International HR Journal defines a local-plus package as one that compensates an employee according to the salary levels, structure and administrative guidelines of the host location, as well as providing them with limited “expatriate-type” benefits such as transportation, housing and dependants’ education, in recognition of the employee’s “foreign” status.
What to consider
1. Localisation is viewed as a permanent one-way transfer, where the company has no obligation to provide or to assist with repatriation to a home country or to re-assign an expat to another international location. It is entirely the employee’s responsibility to organise and fund any such move.

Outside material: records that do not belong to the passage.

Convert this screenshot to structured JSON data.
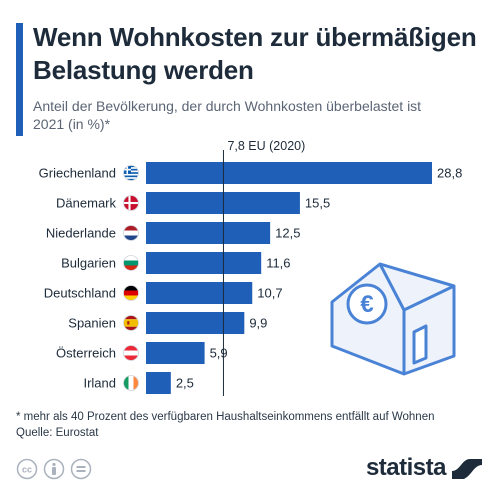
{
  "title": "Wenn Wohnkosten zur übermäßigen Belastung werden",
  "subtitle": "Anteil der Bevölkerung, der durch Wohnkosten überbelastet ist 2021 (in %)*",
  "footnote": "* mehr als 40 Prozent des verfügbaren Haushaltseinkommens entfällt auf Wohnen",
  "source": "Quelle: Eurostat",
  "brand": "statista",
  "icons": [
    "cc-icon",
    "person-icon",
    "equal-icon",
    "house-euro-icon",
    "statista-logo-icon"
  ],
  "colors": {
    "bar": "#1f5fb8",
    "accent": "#1f5fb8",
    "text": "#1d2b3a",
    "illustration": "#4a83d6"
  },
  "chart_data": {
    "type": "bar",
    "orientation": "horizontal",
    "categories": [
      "Griechenland",
      "Dänemark",
      "Niederlande",
      "Bulgarien",
      "Deutschland",
      "Spanien",
      "Österreich",
      "Irland"
    ],
    "values": [
      28.8,
      15.5,
      12.5,
      11.6,
      10.7,
      9.9,
      5.9,
      2.5
    ],
    "value_labels": [
      "28,8",
      "15,5",
      "12,5",
      "11,6",
      "10,7",
      "9,9",
      "5,9",
      "2,5"
    ],
    "flags": [
      "greece",
      "denmark",
      "netherlands",
      "bulgaria",
      "germany",
      "spain",
      "austria",
      "ireland"
    ],
    "reference_line": {
      "value": 7.8,
      "label": "7,8 EU (2020)"
    },
    "xlim": [
      0,
      28.8
    ],
    "grid": false,
    "legend": "none"
  }
}
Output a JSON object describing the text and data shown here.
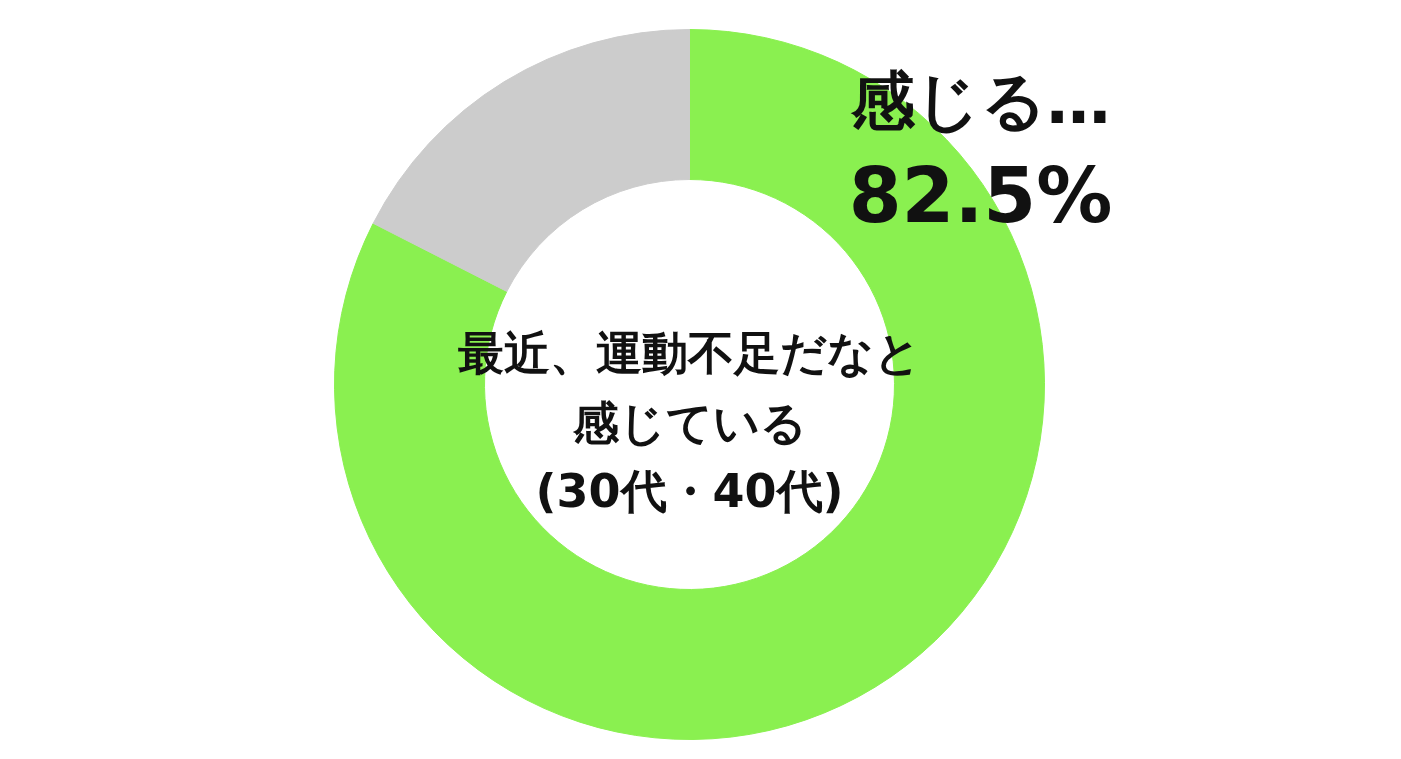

2. Localisation means that expats are not supported or valued by a company in the same way as full-package expats, typically receiving no training and fewer perks, and having a lower status overall. This can leave an expat feeling in limbo, neither a true local nor a real expat. A hierarchical pecking order tends to exist too, and many localised expats feel like lower-order employees, especially in cases where their expat colleagues are more handsomely rewarded for doing exactly the same job.
3. Localisation occurs in two ways. An increasing number of expats relocate as localised employees from the start, with just a base salary and no perks or benefits. Others arrive on a full package and later switch to localised employment. Some companies do this by winding back benefits incrementally over a one- or two-year period as outlined in the employment contract, but the majority of companies tend to localise almost immediately, giving their expat employees little time to plan and budget ahead.
The big picture
An obvious downside of localisation is the negative impact on the household budget. Conversely, many localised expats love this way of life. The biggest benefit is the freedom to own their careers, to relocate when it suits them rather than the company, to job-hop into better opportunities at will, and to decide when and how to spend their salary.
Either way, it’s clear that localisation is here to stay. It helps companies maximise talent management while containing costs – a strategy that is likely to dominate the expat employment scene for years to come. What remains important for expats is to leverage the opportunities that localised employment brings, and to keep in mind that short-term financial pain can often bring long-term international career gain.